PLDT’s chairman and CEO Manuel Pangilinan has stated that the company may form a strategic partnership with a Chinese firm, either for its digital arm Voyager Innovation or for the operator as a whole.
The digital arm was spun off as an independent subsidiary in 2013, and Pangilinan noted that it “is in the process of looking for strategic partners, and it’s possible that we may have a Chinese partner.” He described this approach as “a rather novel idea” which “we should consider at the PLDT level.”

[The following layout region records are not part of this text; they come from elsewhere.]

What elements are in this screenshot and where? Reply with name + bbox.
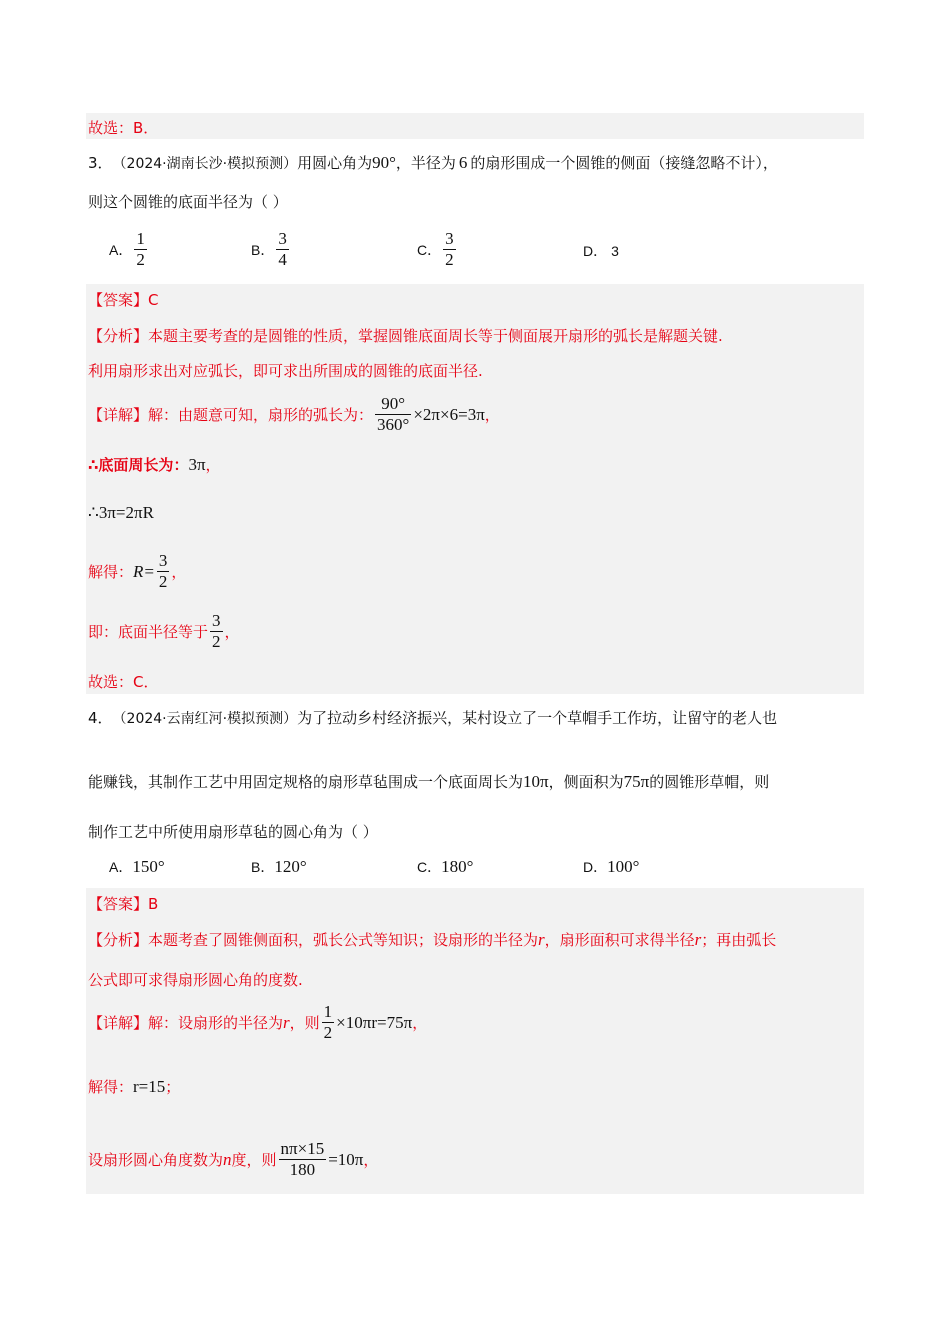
q4-stem-line1: 4． （2024·云南红河·模拟预测） 为了拉动乡村经济振兴，某村设立了一个草帽手工作坊，让留守的老人也	[88, 709, 778, 727]
q4-analysis-line1: 【分析】 本题考查了圆锥侧面积，弧长公式等知识；设扇形的半径为 r ，扇形面积可求得半径 r ；再由弧长	[88, 929, 777, 949]
q3-answer: 【答案】C	[88, 291, 159, 309]
q3-option-c[interactable]: C． $\frac{3}{2}$	[417, 229, 454, 269]
q3-stem-line2: 则这个圆锥的底面半径为（ ）	[88, 193, 288, 211]
q4-option-a[interactable]: A． 150°	[109, 857, 165, 876]
q3-option-a[interactable]: A． $\frac{1}{2}$	[109, 229, 145, 269]
q3-stem-line1: 3． （2024·湖南长沙·模拟预测） 用圆心角为 90° ，半径为 6 的扇形围成一个圆锥的侧面（接缝忽略不计），	[88, 152, 778, 172]
fraction: $\frac{3}{2}$	[445, 229, 454, 269]
q4-stem-line2: 能赚钱，其制作工艺中用固定规格的扇形草毡围成一个底面周长为 10π ，侧面积为 75π 的圆锥形草帽，则	[88, 771, 770, 791]
prev-answer-conclusion: 故选：B．	[88, 119, 159, 137]
q3-detail-line4: 解得： R= $\frac{3}{2}$ ，	[88, 551, 187, 591]
q4-option-c[interactable]: C． 180°	[417, 857, 474, 876]
q3-conclusion: 故选：C．	[88, 673, 159, 691]
q3-source: （2024·湖南长沙·模拟预测）	[112, 155, 298, 172]
prev-answer-box	[86, 113, 864, 139]
q3-analysis-line1: 【分析】本题主要考查的是圆锥的性质，掌握圆锥底面周长等于侧面展开扇形的弧长是解题关键.	[88, 327, 723, 345]
q4-detail-line1: 【详解】 解：设扇形的半径为 r ，则 $\frac{1}{2}$ ×10πr=75π ，	[88, 1002, 428, 1042]
fraction: $\frac{1}{2}$	[323, 1002, 333, 1042]
fraction: $\frac{3}{4}$	[278, 229, 287, 269]
fraction: $\frac{1}{2}$	[136, 229, 145, 269]
q3-detail-line3: ∴3π=2πR	[88, 503, 154, 522]
q3-detail-line2: ∴底面周长为： 3π ，	[88, 454, 221, 474]
q4-option-b[interactable]: B． 120°	[251, 857, 307, 876]
q4-detail-line3: 设扇形圆心角度数为 n 度，则 $\frac{n\pi\times 15}{180}$ =10π ，	[88, 1139, 379, 1179]
q3-option-d[interactable]: D． 3	[583, 243, 619, 259]
q4-stem-line3: 制作工艺中所使用扇形草毡的圆心角为（ ）	[88, 823, 378, 841]
q4-detail-line2: 解得： r=15 ；	[88, 1076, 181, 1096]
q3-option-b[interactable]: B． $\frac{3}{4}$	[251, 229, 287, 269]
q3-analysis-line2: 利用扇形求出对应弧长，即可求出所围成的圆锥的底面半径.	[88, 362, 483, 380]
q4-number: 4．	[88, 709, 113, 727]
fraction: $\frac{3}{2}$	[212, 611, 221, 651]
q3-detail-line5: 即：底面半径等于 $\frac{3}{2}$ ，	[88, 611, 240, 651]
q4-analysis-line2: 公式即可求得扇形圆心角的度数.	[88, 971, 303, 989]
fraction: $\frac{3}{2}$	[158, 551, 168, 591]
q3-detail-line1: 【详解】 解：由题意可知，扇形的弧长为： $\frac{90^\circ}{360^\circ}$ ×2π×6=3π ，	[88, 394, 500, 434]
q4-source: （2024·云南红河·模拟预测）	[112, 710, 298, 727]
q4-option-d[interactable]: D． 100°	[583, 857, 640, 876]
q4-answer: 【答案】B	[88, 895, 159, 913]
fraction: $\frac{90^\circ}{360^\circ}$	[377, 394, 410, 434]
fraction: $\frac{n\pi\times 15}{180}$	[280, 1139, 325, 1179]
q3-number: 3．	[88, 154, 113, 172]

The Philippines’ president Rodrigo Duterte has called for Chinese investment in the country’s mobile market in order to break the duopoly of PLDT and its rival Globe Telecom. The president has criticised both operators for failing to improve their services, and in October 2016 threatened to invite competition from Chinese companies if they did not increase their lacklustre broadband speeds.
The most recent data (May-July 2017) for the Philippines from OpenSignal, which maps wireless coverage, pegged the country’s average download speed at 8.6Mb/s – well below the global 4G average of 16.2Mb/s. PLDT’s mobile unit Smart splits the market with Globe, with each having a share of nearly 50%.
Philippine Telegraph and Telephone (PT&T) is looking to move back into telecoms via a partnership with a foreign investor, and could become a major rival. The firm was established the 1960s and has outlined plans to deliver broadband across the Philippines in the next three years.